Dal M5S, poi, arriva categorico il no a qualsiasi ipotesi di cambio di maggioranza e di sostituzione del Carroccio con il Pd. Un'ipotesi che non esisteva prima del voto - spiegano fonti pentastellate - e che a maggior ragione non esiste oggi che gli italiani si sono espressi in modo chiaro e inequivocabile. Sul fronte interno, si sottolinea il dato della votazione su Rousseau: l'80% a favore di Di Maio con circa 14mila votanti in più rispetto a quando il vicepremier e ministro del Lavoro/Sviluppo Economico è stato nominato capo politico. Una forza che dovrebbe mettere a tacere sia le voci contrarie uscite allo scoperto, dalla solita Nugnes alla neo-oppositrice Ruocco, ma anche figure spesso ingombranti come quella di Alessandro Di Battista.

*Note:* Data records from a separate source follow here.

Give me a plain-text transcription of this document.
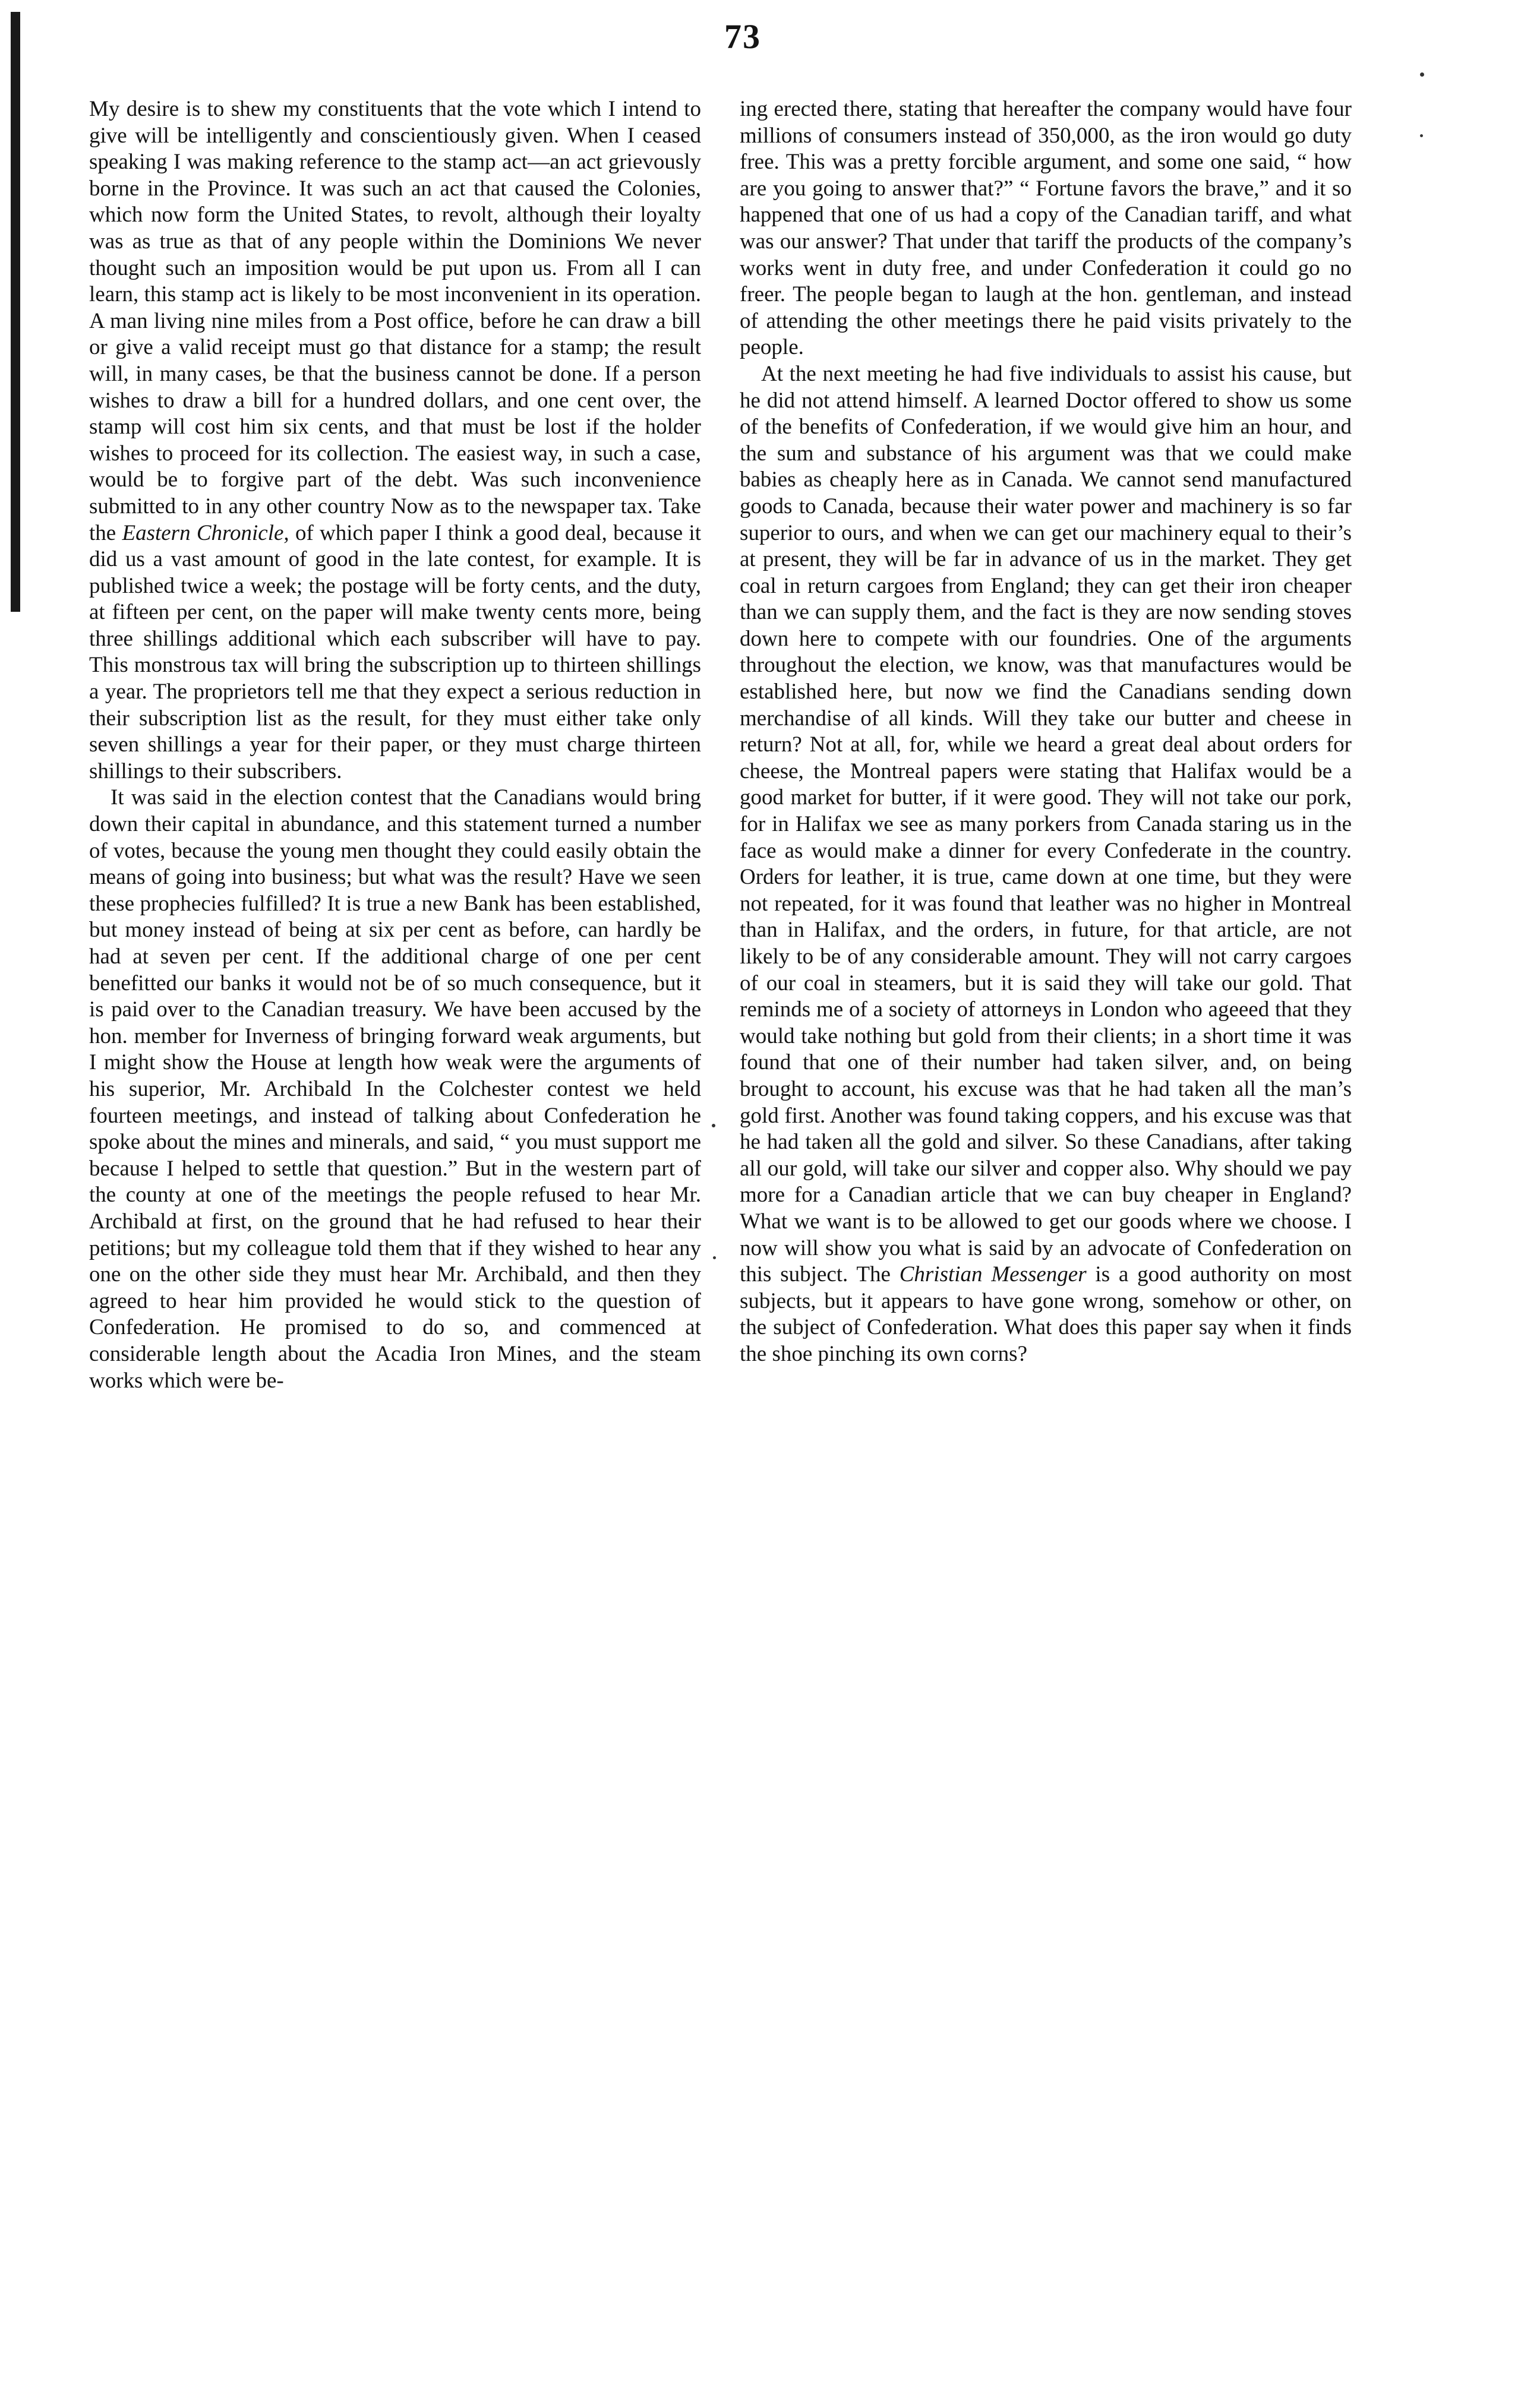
73

My desire is to shew my constituents that the vote which I intend to give will be intelligently and conscientiously given. When I ceased speaking I was making reference to the stamp act—an act grievously borne in the Province. It was such an act that caused the Colonies, which now form the United States, to revolt, although their loyalty was as true as that of any people within the Dominions We never thought such an imposition would be put upon us. From all I can learn, this stamp act is likely to be most inconvenient in its operation. A man living nine miles from a Post office, before he can draw a bill or give a valid receipt must go that distance for a stamp; the result will, in many cases, be that the business cannot be done. If a person wishes to draw a bill for a hundred dollars, and one cent over, the stamp will cost him six cents, and that must be lost if the holder wishes to proceed for its collection. The easiest way, in such a case, would be to forgive part of the debt. Was such inconvenience submitted to in any other country Now as to the newspaper tax. Take the Eastern Chronicle, of which paper I think a good deal, because it did us a vast amount of good in the late contest, for example. It is published twice a week; the postage will be forty cents, and the duty, at fifteen per cent, on the paper will make twenty cents more, being three shillings additional which each subscriber will have to pay. This monstrous tax will bring the subscription up to thirteen shillings a year. The proprietors tell me that they expect a serious reduction in their subscription list as the result, for they must either take only seven shillings a year for their paper, or they must charge thirteen shillings to their subscribers.

It was said in the election contest that the Canadians would bring down their capital in abundance, and this statement turned a number of votes, because the young men thought they could easily obtain the means of going into business; but what was the result? Have we seen these prophecies fulfilled? It is true a new Bank has been established, but money instead of being at six per cent as before, can hardly be had at seven per cent. If the additional charge of one per cent benefitted our banks it would not be of so much consequence, but it is paid over to the Canadian treasury. We have been accused by the hon. member for Inverness of bringing forward weak arguments, but I might show the House at length how weak were the arguments of his superior, Mr. Archibald In the Colchester contest we held fourteen meetings, and instead of talking about Confederation he spoke about the mines and minerals, and said, “ you must support me because I helped to settle that question.” But in the western part of the county at one of the meetings the people refused to hear Mr. Archibald at first, on the ground that he had refused to hear their petitions; but my colleague told them that if they wished to hear any one on the other side they must hear Mr. Archibald, and then they agreed to hear him provided he would stick to the question of Confederation. He promised to do so, and commenced at considerable length about the Acadia Iron Mines, and the steam works which were be-

ing erected there, stating that hereafter the company would have four millions of consumers instead of 350,000, as the iron would go duty free. This was a pretty forcible argument, and some one said, “ how are you going to answer that?” “ Fortune favors the brave,” and it so happened that one of us had a copy of the Canadian tariff, and what was our answer? That under that tariff the products of the company’s works went in duty free, and under Confederation it could go no freer. The people began to laugh at the hon. gentleman, and instead of attending the other meetings there he paid visits privately to the people.

At the next meeting he had five individuals to assist his cause, but he did not attend himself. A learned Doctor offered to show us some of the benefits of Confederation, if we would give him an hour, and the sum and substance of his argument was that we could make babies as cheaply here as in Canada. We cannot send manufactured goods to Canada, because their water power and machinery is so far superior to ours, and when we can get our machinery equal to their’s at present, they will be far in advance of us in the market. They get coal in return cargoes from England; they can get their iron cheaper than we can supply them, and the fact is they are now sending stoves down here to compete with our foundries. One of the arguments throughout the election, we know, was that manufactures would be established here, but now we find the Canadians sending down merchandise of all kinds. Will they take our butter and cheese in return? Not at all, for, while we heard a great deal about orders for cheese, the Montreal papers were stating that Halifax would be a good market for butter, if it were good. They will not take our pork, for in Halifax we see as many porkers from Canada staring us in the face as would make a dinner for every Confederate in the country. Orders for leather, it is true, came down at one time, but they were not repeated, for it was found that leather was no higher in Montreal than in Halifax, and the orders, in future, for that article, are not likely to be of any considerable amount. They will not carry cargoes of our coal in steamers, but it is said they will take our gold. That reminds me of a society of attorneys in London who ageeed that they would take nothing but gold from their clients; in a short time it was found that one of their number had taken silver, and, on being brought to account, his excuse was that he had taken all the man’s gold first. Another was found taking coppers, and his excuse was that he had taken all the gold and silver. So these Canadians, after taking all our gold, will take our silver and copper also. Why should we pay more for a Canadian article that we can buy cheaper in England? What we want is to be allowed to get our goods where we choose. I now will show you what is said by an advocate of Confederation on this subject. The Christian Messenger is a good authority on most subjects, but it appears to have gone wrong, somehow or other, on the subject of Confederation. What does this paper say when it finds the shoe pinching its own corns?
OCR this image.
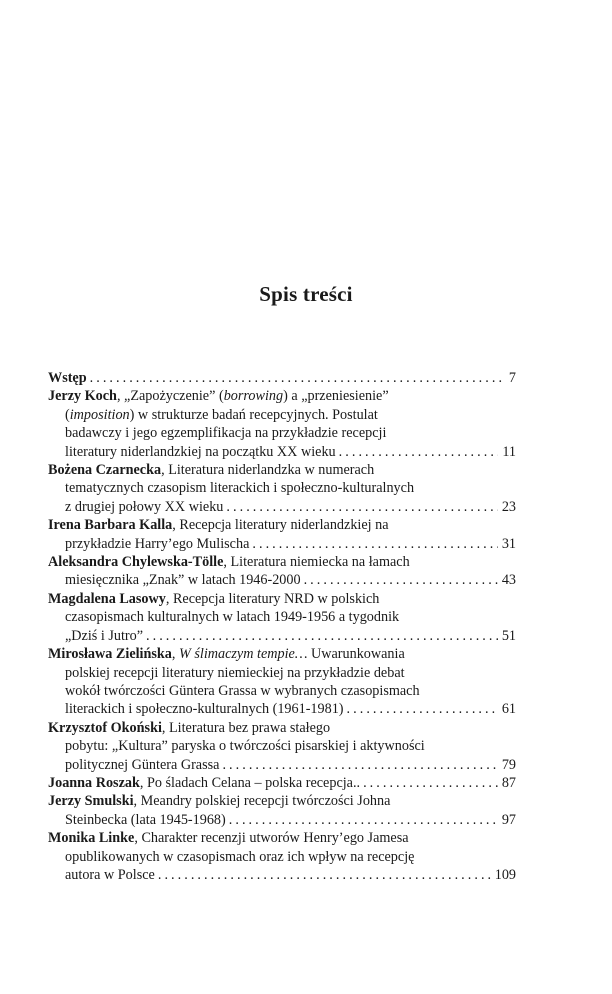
Spis treści
Wstęp . . .	7
Jerzy Koch, „Zapożyczenie” (borrowing) a „przeniesienie”
(imposition) w strukturze badań recepcyjnych. Postulat
badawczy i jego egzemplifikacja na przykładzie recepcji
literatury niderlandzkiej na początku XX wieku . . .	11
Bożena Czarnecka, Literatura niderlandzka w numerach
tematycznych czasopism literackich i społeczno-kulturalnych
z drugiej połowy XX wieku . . .	23
Irena Barbara Kalla, Recepcja literatury niderlandzkiej na
przykładzie Harry’ego Mulischa . . .	31
Aleksandra Chylewska-Tölle, Literatura niemiecka na łamach
miesięcznika „Znak” w latach 1946-2000 . . .	43
Magdalena Lasowy, Recepcja literatury NRD w polskich
czasopismach kulturalnych w latach 1949-1956 a tygodnik
„Dziś i Jutro” . . .	51
Mirosława Zielińska, W ślimaczym tempie… Uwarunkowania
polskiej recepcji literatury niemieckiej na przykładzie debat
wokół twórczości Güntera Grassa w wybranych czasopismach
literackich i społeczno-kulturalnych (1961-1981) . . .	61
Krzysztof Okoński, Literatura bez prawa stałego
pobytu: „Kultura” paryska o twórczości pisarskiej i aktywności
politycznej Güntera Grassa . . .	79
Joanna Roszak, Po śladach Celana – polska recepcja.. . . .	87
Jerzy Smulski, Meandry polskiej recepcji twórczości Johna
Steinbecka (lata 1945-1968) . . .	97
Monika Linke, Charakter recenzji utworów Henry’ego Jamesa
opublikowanych w czasopismach oraz ich wpływ na recepcję
autora w Polsce . . .	109
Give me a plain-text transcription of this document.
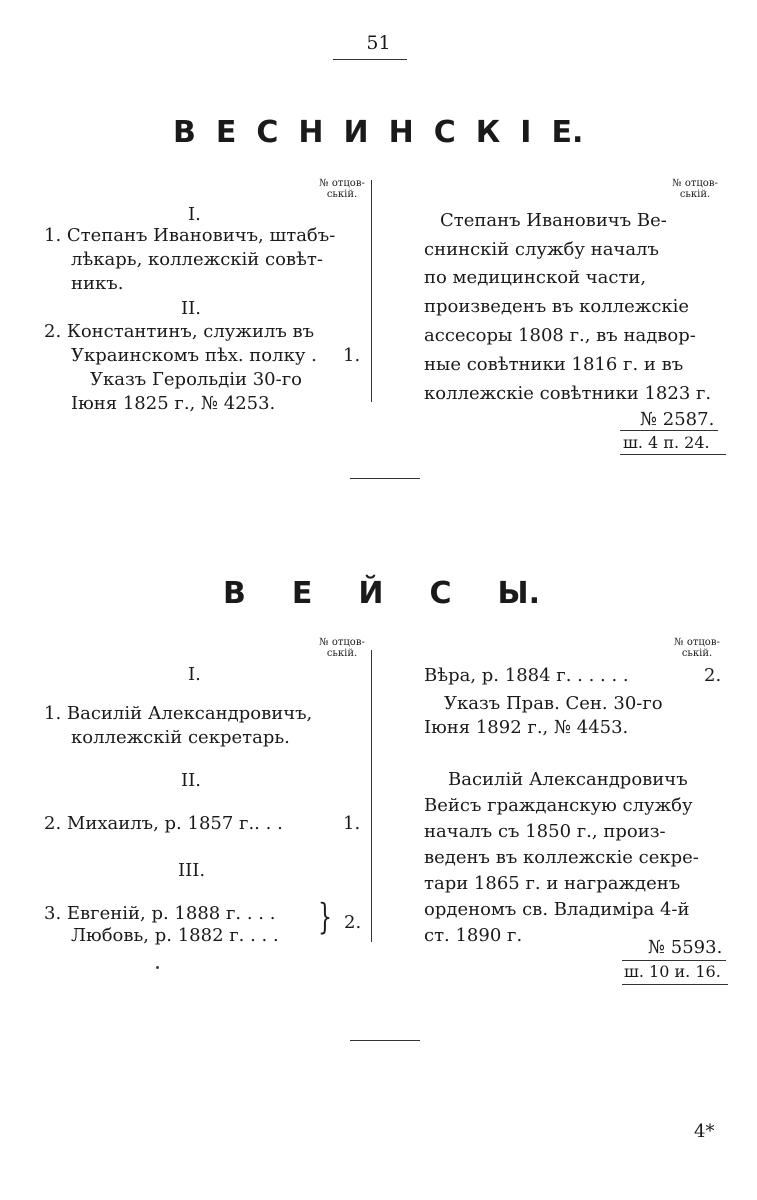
51
В Е С Н И Н С К I Е.
№ отцов-ській.
№ отцов-ській.
I.
1. Степанъ Ивановичъ, штабъ-
лѣкарь, коллежскій совѣт-
никъ.
II.
2. Константинъ, служилъ въ
Украинскомъ пѣх. полку . 1.
Указъ Герольдіи 30-го
Іюня 1825 г., № 4253.
Степанъ Ивановичъ Ве-
снинскій службу началъ
по медицинской части,
произведенъ въ коллежскіе
ассесоры 1808 г., въ надвор-
ные совѣтники 1816 г. и въ
коллежскіе совѣтники 1823 г.
№ 2587.
ш. 4 п. 24.
В Е Й С Ы.
№ отцов-ській.
№ отцов-ській.
I.
1. Василій Александровичъ,
коллежскій секретарь.
II.
2. Михаилъ, р. 1857 г.. . .	1.
III.
3. Евгеній, р. 1888 г. . . .
Любовь, р. 1882 г. . . . } 2.
Вѣра, р. 1884 г. . . . . .	2.
Указъ Прав. Сен. 30-го
Іюня 1892 г., № 4453.
Василій Александровичъ
Вейсъ гражданскую службу
началъ съ 1850 г., произ-
веденъ въ коллежскіе секре-
тари 1865 г. и награжденъ
орденомъ св. Владиміра 4-й
ст. 1890 г.
№ 5593.
ш. 10 и. 16.
4*
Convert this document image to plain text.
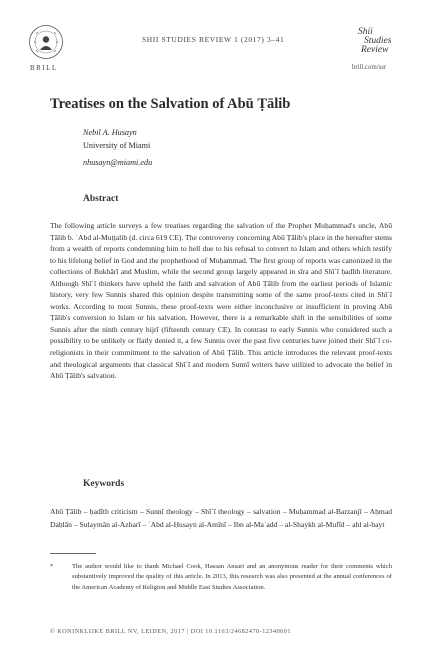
BRILL
SHII STUDIES REVIEW 1 (2017) 3–41
Shii
Studies
Review
brill.com/ssr
Treatises on the Salvation of Abū Ṭālib
Nebil A. Husayn
University of Miami
nhusayn@miami.edu
Abstract

The following article surveys a few treatises regarding the salvation of the Prophet Muḥammad's uncle, Abū Ṭālib b. ʿAbd al-Muṭṭalib (d. circa 619 CE). The controversy concerning Abū Ṭālib's place in the hereafter stems from a wealth of reports condemning him to hell due to his refusal to convert to Islam and others which testify to his lifelong belief in God and the prophethood of Muḥammad. The first group of reports was canonized in the collections of Bukhārī and Muslim, while the second group largely appeared in sīra and Shīʿī ḥadīth literature. Although Shīʿī thinkers have upheld the faith and salvation of Abū Ṭālib from the earliest periods of Islamic history, very few Sunnis shared this opinion despite transmitting some of the same proof-texts cited in Shīʿī works. According to most Sunnis, these proof-texts were either inconclusive or insufficient in proving Abū Ṭālib's conversion to Islam or his salvation. However, there is a remarkable shift in the sensibilities of some Sunnis after the ninth century hijrī (fifteenth century CE). In contrast to early Sunnis who considered such a possibility to be unlikely or flatly denied it, a few Sunnis over the past five centuries have joined their Shīʿī co-religionists in their commitment to the salvation of Abū Ṭālib. This article introduces the relevant proof-texts and theological arguments that classical Shīʿī and modern Sunnī writers have utilized to advocate the belief in Abū Ṭālib's salvation.

Keywords
Abū Ṭālib – ḥadīth criticism – Sunnī theology – Shīʿī theology – salvation – Muḥammad al-Barzanjī – Aḥmad Daḥlān – Sulaymān al-Azharī – ʿAbd al-Ḥusayn al-Amīnī – Ibn al-Maʿadd – al-Shaykh al-Mufīd – ahl al-bayt
*	The author would like to thank Michael Cook, Hassan Ansari and an anonymous reader for their comments which substantively improved the quality of this article. In 2013, this research was also presented at the annual conferences of the American Academy of Religion and Middle East Studies Association.
© KONINKLIJKE BRILL NV, LEIDEN, 2017 | DOI 10.1163/24682470-12340001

Di Maio ora punterà sul rinnovamente interno con una svolta nella comunicazione e con un rafforzamento della presenza sul territorio. La risposta migliore per reagire alle sconfitte - spiegano fonti 5 Stelle - non sono i processi, bensì il lavoro pancia a terra, rispettosi dei ruoli. C'è però da dire che nel M5S sono consapevoli di non avere altre strade rispetto a quella della stabilità del governo Conte e quindi sono pronti ad ingoiare qualche rospo, accettando le misure targate Lega, soprattutto dopo il bel gesto (così lo definiscono) dell'ex vice-ministro alle Infrastrutture Edoardo Rixi che si è dimesso subito dopo la condanna con l'assenso del titolare del Viminale.

Le eventuali elezioni a settembre, con Carroccio e Fratelli d'Italia che hanno già la maggioranza al Senato e alla Camera in base ai dati di domenica scorsa, rischiano di spedire il M5S all'opposizione per uno o due lustri. Meglio, quindi, andare avanti con il 'low profile' accettando qualche diktat di Salvini (cercando comunque di correggerlo) piuttosto che ritornarsene forza di minoranza non in grado di incidere sulle scelte del Paese. Senza considerare il vincolo del doppio mandato che, in caso di Politiche anticipate, taglierebbe fuori molti parlamentari pentastellati (Di Maio in testa). Di più, visti i numeri delle Europee il M5S potrebbe ritrovarsi con meno della metà dei seggi rispetto a quelli attuali. Il britannico 'wait and see' è davvero la 'best choice'.